Yeah, the axiom of choice is interesting, but it is still not the ultimate answer to life, the universe, and everything... In particular, it is much more "advanced" than the triviality we have discussed here. -- Meni Rosenfeld (talk) 09:33, 15 November 2007 (UTC)

[edit] relatively prime integers

Please help me prove the following: Suppose a1|c, a2|c ... ak|c & (a1,a2,...,ak)=1 then a1a2...ak|c. I suppose all I have to show is that [a1,a2,...,ak]=a1a2...ak. This is clear for k=2 but I don't think it holds in general. --Shahab 18:31, 10 November 2007 (UTC)

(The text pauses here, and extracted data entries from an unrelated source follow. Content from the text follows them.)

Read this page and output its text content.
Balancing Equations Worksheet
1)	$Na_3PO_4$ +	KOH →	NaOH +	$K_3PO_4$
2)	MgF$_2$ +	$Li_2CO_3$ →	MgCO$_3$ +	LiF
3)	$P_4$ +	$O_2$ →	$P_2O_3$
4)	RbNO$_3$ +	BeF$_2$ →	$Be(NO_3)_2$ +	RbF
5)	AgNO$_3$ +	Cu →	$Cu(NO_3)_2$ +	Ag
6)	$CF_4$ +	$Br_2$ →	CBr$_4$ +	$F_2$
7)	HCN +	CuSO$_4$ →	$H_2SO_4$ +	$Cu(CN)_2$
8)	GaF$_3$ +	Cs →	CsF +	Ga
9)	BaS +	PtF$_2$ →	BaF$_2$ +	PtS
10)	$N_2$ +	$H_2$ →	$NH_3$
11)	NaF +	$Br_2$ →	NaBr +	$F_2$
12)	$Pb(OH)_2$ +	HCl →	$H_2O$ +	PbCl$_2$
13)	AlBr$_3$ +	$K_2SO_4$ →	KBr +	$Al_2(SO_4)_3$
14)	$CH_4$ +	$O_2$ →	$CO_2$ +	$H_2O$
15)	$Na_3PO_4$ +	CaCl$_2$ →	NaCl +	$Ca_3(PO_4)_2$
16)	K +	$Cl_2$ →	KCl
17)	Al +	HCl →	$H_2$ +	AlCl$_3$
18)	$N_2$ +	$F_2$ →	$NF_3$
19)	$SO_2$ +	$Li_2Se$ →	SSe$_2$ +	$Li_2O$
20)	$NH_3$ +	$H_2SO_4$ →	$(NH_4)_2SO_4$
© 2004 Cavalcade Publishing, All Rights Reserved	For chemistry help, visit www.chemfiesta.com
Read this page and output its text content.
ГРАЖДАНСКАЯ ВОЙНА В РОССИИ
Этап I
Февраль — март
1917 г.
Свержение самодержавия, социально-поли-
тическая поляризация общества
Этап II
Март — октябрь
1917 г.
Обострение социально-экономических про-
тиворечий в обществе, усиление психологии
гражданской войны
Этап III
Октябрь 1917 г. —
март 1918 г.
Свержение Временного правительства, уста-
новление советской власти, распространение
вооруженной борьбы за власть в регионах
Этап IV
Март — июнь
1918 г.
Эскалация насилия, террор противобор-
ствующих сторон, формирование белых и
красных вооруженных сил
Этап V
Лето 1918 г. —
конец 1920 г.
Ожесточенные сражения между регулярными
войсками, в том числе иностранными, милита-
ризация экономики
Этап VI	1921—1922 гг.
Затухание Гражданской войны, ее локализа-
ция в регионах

a_1 = 6, a_2 = 10, a_3 = 15, c = 30. All three divide c, and their gcd is 1, but their product is greater than c and therefor does not divide it. Gscshoyru 18:41, 10 November 2007 (UTC)
Thank you. BTW is there any relation between (a1,...,ak) and [a1,...,ak]?--Shahab 19:08, 10 November 2007 (UTC)
Of course. If a set of numbers share a common divisor, then the least common multiple will be less than the products of the numbers in the set (say there are n elements) by dividing out (n-1) copies of each common prime divisor. SamuelRiv 19:19, 10 November 2007 (UTC)